Extrait du chapitre Mercure-Lune

     Dans l’Hymne à Hermès, nous avons vu le dieu nouveau-né quitter son berceau et s’éloigner de l’antre de Maïa. Hermès ne serait pas le dieu que l’on connaît, s’il était resté dans le giron de sa mère, plutôt que de partir à la découverte du monde. Du point de vue de l’articulation entre la Lune et Mercure, Hermès s’appuie sur un attachement suffisamment sécurisé pour pouvoir s’écarter de sa mère et se mettre à parcourir le monde de sa divine curiosité.
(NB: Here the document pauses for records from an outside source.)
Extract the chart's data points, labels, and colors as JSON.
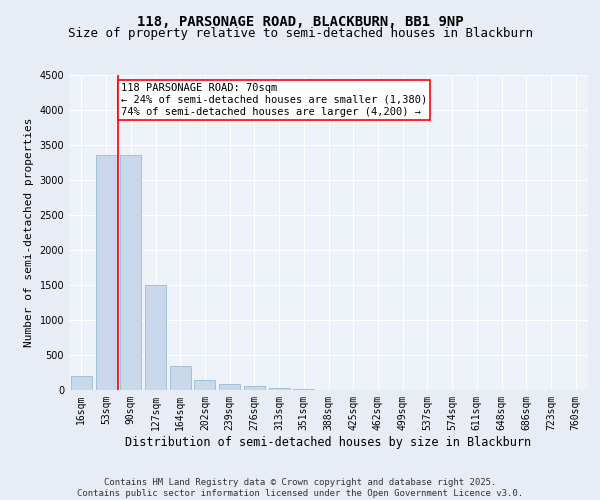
{
  "title_line1": "118, PARSONAGE ROAD, BLACKBURN, BB1 9NP",
  "title_line2": "Size of property relative to semi-detached houses in Blackburn",
  "xlabel": "Distribution of semi-detached houses by size in Blackburn",
  "ylabel": "Number of semi-detached properties",
  "categories": [
    "16sqm",
    "53sqm",
    "90sqm",
    "127sqm",
    "164sqm",
    "202sqm",
    "239sqm",
    "276sqm",
    "313sqm",
    "351sqm",
    "388sqm",
    "425sqm",
    "462sqm",
    "499sqm",
    "537sqm",
    "574sqm",
    "611sqm",
    "648sqm",
    "686sqm",
    "723sqm",
    "760sqm"
  ],
  "values": [
    200,
    3350,
    3350,
    1500,
    350,
    140,
    90,
    55,
    30,
    10,
    3,
    0,
    0,
    0,
    0,
    0,
    0,
    0,
    0,
    0,
    0
  ],
  "bar_color": "#c8d8ea",
  "bar_edge_color": "#8ab4d0",
  "vline_color": "red",
  "vline_x": 1.5,
  "annotation_text": "118 PARSONAGE ROAD: 70sqm\n← 24% of semi-detached houses are smaller (1,380)\n74% of semi-detached houses are larger (4,200) →",
  "annotation_box_color": "red",
  "ylim": [
    0,
    4500
  ],
  "yticks": [
    0,
    500,
    1000,
    1500,
    2000,
    2500,
    3000,
    3500,
    4000,
    4500
  ],
  "background_color": "#e8edf5",
  "plot_background": "#edf1f8",
  "footer_text": "Contains HM Land Registry data © Crown copyright and database right 2025.\nContains public sector information licensed under the Open Government Licence v3.0.",
  "title_fontsize": 10,
  "subtitle_fontsize": 9,
  "xlabel_fontsize": 8.5,
  "ylabel_fontsize": 8,
  "tick_fontsize": 7,
  "annotation_fontsize": 7.5,
  "footer_fontsize": 6.5
}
Ce faisant, il ne le voit pas à travers les yeux de l’Autre, mais il en fait sa propre expérience. La mère n’est plus là, qui lui dirait ce qu’il peut toucher ou non, ce qu’il peut faire ou ne pas faire. Ainsi, il peut se laisser conduire selon ses propres intérêts et s’orienter selon les opportunités, en un mot, faire ses premières expériences. Ce sont les fondements des processus cognitifs qui se mettent en place et de manière particulièrement favorable, dans la mesure où l’enfant peut se faire, comme il a été dit, sa propre idée sur les choses et sur le monde.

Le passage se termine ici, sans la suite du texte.